The Mall Renaissance: Understanding the Surge in American Mall Visits

January 25, 2024 | Blog | By Lightbox


The American mall is alive and well, as evidenced by Lightbox venues seeing record traffic in 2023, and continuing into January 2024. MotionWorks reports 2.8 billion annual visits to our network of shopping destinations last year which translates to a +47% increase over pre-pandemic 2019 and a +31% increase over 2022. What’s behind this growth? Here are a few key factors, ranging from a shift in consumer behavior to a reimagining of the traditional mall experience.

Gen Z Loves Malls 

Teens have historically been tied to mall culture, and the broader Gen Z is no exception. Contrary to expectations, this tech-savvy generation continues to appreciate the social aspects of malls. For them – 73% of whom have visited the mall at least once in the past month according to a 2023 ICSC study – it’s a hub for shared experiences with friends outside of school and each other’s homes.

Here they’ll hang, grab food, hit the entertainment options, and of course, shop. A ICSC also reports that nearly all (97%) shop in physical stores, with many showing off their purchases in the pervasive “Mall Haul” TikToks or YouTube videos. Malls therefore play an undeniable role in youths’ social lives, both IRL and online.

Suburban Resurgence

Beyond Gen Z, Millennials are playing a pivotal role in the modern mall. The pandemic’s byproduct of remote work flexibility has driven this generation to accelerate its migration to the ‘burbs, with 45% of Millennials expecting to buy a home outside of big cities according to Bank of America. The evolving landscape of American living finds malls (more and more of which have grocery, fitness clubs, upscale dining, and even residential buildings) once again at the heart of communities, serving as one-stop lifestyle destinations.

Physical Retail Expansion

Retailers are adapting to this migration pattern and are following suit, leading to a transformation of the suburban mall’s tenant mix. Millennial e-commerce faves like Mizzen + Main, Everlane and Rothy’s have all opened brick-and-mortar stores in the past year, joining other DTC brands like Warby Parker, Glossier and All Birds, in catering to consumers’ omni-channel approach to shopping. 
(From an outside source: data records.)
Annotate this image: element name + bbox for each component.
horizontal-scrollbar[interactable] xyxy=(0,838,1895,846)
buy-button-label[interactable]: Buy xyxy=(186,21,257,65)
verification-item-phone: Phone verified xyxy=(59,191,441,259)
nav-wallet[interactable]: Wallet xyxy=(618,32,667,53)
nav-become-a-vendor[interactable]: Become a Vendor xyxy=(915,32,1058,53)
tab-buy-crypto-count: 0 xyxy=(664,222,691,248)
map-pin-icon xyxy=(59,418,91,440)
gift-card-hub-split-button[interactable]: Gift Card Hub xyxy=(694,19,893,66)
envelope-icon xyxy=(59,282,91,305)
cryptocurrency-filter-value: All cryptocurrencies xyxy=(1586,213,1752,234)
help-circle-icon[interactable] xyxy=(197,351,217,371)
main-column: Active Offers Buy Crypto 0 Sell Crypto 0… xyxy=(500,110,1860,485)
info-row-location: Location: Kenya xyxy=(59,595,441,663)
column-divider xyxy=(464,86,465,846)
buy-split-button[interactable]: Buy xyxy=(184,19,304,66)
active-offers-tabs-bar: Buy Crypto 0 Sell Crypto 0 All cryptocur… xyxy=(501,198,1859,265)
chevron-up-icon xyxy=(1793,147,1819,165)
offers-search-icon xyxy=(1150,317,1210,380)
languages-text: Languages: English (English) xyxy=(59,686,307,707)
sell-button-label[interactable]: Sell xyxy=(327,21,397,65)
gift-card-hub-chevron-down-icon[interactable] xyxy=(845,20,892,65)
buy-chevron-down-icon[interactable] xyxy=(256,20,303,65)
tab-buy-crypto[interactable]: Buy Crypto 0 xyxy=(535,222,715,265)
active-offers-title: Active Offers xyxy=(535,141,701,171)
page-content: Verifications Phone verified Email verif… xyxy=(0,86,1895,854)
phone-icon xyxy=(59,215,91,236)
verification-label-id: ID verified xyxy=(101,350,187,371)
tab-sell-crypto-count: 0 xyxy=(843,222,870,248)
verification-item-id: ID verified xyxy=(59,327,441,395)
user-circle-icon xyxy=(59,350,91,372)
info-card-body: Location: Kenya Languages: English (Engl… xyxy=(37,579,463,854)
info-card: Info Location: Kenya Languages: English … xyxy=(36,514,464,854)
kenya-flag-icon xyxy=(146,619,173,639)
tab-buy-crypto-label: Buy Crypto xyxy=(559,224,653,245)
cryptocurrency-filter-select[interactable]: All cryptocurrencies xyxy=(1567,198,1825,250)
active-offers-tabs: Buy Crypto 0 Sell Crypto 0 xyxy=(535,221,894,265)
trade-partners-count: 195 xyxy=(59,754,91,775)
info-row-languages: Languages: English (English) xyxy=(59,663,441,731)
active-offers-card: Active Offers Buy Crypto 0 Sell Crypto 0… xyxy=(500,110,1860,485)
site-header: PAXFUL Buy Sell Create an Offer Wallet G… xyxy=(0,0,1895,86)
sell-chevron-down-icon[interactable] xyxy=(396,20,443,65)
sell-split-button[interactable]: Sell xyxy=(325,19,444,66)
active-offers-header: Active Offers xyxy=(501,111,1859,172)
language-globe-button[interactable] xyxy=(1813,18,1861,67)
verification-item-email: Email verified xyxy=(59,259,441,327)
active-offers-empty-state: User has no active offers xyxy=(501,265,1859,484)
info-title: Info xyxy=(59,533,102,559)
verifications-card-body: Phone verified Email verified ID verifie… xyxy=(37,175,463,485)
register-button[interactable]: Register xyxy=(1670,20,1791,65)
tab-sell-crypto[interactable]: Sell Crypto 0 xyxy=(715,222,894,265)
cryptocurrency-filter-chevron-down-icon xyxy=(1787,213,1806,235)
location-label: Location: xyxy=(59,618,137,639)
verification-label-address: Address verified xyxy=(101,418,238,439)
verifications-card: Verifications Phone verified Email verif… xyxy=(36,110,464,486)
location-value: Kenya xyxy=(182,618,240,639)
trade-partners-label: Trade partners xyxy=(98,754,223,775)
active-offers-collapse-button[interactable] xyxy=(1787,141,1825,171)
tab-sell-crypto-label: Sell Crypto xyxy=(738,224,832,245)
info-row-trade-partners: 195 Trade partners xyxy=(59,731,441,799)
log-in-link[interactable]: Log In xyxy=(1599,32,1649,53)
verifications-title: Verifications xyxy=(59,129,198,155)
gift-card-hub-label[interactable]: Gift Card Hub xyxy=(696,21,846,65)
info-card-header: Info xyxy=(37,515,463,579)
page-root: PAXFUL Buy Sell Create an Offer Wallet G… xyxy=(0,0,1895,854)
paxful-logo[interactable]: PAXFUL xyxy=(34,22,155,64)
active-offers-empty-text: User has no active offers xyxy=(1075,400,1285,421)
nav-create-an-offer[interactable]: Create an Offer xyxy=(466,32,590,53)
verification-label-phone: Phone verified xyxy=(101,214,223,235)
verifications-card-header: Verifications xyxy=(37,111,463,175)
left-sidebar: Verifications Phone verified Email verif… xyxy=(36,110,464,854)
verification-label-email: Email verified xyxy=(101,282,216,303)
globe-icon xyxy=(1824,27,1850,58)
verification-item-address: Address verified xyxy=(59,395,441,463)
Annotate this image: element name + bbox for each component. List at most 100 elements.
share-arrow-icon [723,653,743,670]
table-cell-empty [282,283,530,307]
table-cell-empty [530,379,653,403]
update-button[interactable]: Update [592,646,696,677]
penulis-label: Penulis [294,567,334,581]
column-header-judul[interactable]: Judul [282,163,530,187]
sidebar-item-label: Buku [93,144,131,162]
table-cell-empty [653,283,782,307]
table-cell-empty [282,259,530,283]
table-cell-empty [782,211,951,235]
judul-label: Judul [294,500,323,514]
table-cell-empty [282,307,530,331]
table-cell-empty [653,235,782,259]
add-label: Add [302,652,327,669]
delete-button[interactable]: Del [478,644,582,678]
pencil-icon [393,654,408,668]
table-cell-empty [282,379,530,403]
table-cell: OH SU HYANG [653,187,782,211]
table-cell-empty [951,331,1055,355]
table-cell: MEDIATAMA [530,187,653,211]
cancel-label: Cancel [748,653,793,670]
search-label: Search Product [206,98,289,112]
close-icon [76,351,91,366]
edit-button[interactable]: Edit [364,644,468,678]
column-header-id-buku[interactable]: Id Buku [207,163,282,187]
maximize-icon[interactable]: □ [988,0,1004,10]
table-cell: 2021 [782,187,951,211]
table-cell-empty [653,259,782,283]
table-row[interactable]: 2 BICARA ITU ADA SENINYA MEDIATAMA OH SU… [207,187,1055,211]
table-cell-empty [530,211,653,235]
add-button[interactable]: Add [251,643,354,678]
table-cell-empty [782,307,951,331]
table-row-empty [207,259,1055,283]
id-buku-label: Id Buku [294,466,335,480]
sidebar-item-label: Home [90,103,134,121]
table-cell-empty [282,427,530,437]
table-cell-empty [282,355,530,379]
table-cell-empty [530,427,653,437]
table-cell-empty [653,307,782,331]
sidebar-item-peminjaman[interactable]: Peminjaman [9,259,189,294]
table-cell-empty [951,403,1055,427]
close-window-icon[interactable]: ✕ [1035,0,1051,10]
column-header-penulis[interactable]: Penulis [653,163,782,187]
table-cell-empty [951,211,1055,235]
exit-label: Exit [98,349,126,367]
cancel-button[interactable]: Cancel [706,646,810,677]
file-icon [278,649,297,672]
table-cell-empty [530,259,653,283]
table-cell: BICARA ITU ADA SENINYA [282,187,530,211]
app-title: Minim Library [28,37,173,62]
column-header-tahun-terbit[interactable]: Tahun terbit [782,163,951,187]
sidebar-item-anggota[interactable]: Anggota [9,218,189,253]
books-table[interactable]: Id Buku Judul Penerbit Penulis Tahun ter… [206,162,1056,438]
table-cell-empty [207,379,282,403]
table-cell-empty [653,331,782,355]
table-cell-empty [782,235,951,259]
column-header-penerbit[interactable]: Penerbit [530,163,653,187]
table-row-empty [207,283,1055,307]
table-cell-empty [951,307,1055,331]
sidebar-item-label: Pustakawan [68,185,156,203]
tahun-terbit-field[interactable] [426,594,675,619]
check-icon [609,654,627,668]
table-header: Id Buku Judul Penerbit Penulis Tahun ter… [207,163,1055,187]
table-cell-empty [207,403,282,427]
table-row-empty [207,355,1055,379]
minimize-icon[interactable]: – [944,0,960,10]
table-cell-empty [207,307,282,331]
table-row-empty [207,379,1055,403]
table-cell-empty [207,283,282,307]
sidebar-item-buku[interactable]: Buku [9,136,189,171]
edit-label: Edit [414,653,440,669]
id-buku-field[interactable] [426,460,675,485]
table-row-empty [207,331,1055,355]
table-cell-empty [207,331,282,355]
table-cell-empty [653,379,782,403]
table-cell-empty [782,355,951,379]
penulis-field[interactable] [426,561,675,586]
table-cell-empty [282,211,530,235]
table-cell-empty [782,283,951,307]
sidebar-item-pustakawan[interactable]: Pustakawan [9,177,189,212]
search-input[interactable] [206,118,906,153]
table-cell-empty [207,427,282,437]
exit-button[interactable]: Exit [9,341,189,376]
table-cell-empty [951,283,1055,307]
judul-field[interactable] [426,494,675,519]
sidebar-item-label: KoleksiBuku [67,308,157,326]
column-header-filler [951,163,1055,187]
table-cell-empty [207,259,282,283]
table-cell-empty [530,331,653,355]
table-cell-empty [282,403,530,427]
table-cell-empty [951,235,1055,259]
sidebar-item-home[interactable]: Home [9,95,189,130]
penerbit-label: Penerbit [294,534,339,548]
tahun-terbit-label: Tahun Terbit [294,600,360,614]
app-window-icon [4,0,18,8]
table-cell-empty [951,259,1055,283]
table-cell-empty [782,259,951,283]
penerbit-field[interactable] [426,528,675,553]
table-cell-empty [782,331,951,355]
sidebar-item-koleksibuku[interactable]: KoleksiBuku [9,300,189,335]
Other retailers with once limited locations are going all-in on expansion. Primark only entered the US market in 2015, but it’s aiming for 60 locations by its 10th anniversary. Japanese retailer Uniqlo will add 20 new locations this year alone to double its North American presence.

Shopping as Entertainment

Store openings alone are not enough to attract visits. Businesses are going beyond mere transactions to create fully immersive environments. Now, consumers can ‘Sip & Shop,’ imbibing while they stroll Tysons Corner; get a makeup tutorial at Sephora; custom design kicks with Nike’s interactive displays; or get a refresher on their iPhone shortcuts via a class at the Apple store.

From cutting-edge technology to pop-up events, malls and their retail tenants are creating experiential spaces that engage and captivate visitors, turning shopping into a larger entertainment experience.

A True Entertainment Destination

As engaging as retail stores may be, consumers are also flocking to malls for true entertainment. The infusion of options, such as movie theaters, arcades, and recreational facilities, has transformed malls into comprehensive entertainment centers. Parents now have options beyond animal scooters to delight the kids: Hot Wheel Experience, Candytopia, Bungee Zone, and Museum of Illusions are just a few tenants that are attracting scores of families, among others, for a fun-filled day out.

This is only the beginning of malls’ ongoing evolution, driven by demographic shifts and subsequent demands for new retail and entertainment experiences. As malls continue to adapt and innovate, they are redefining their role in American society and being embraced as vibrant spaces that resonate with the diverse needs of today’s consumers.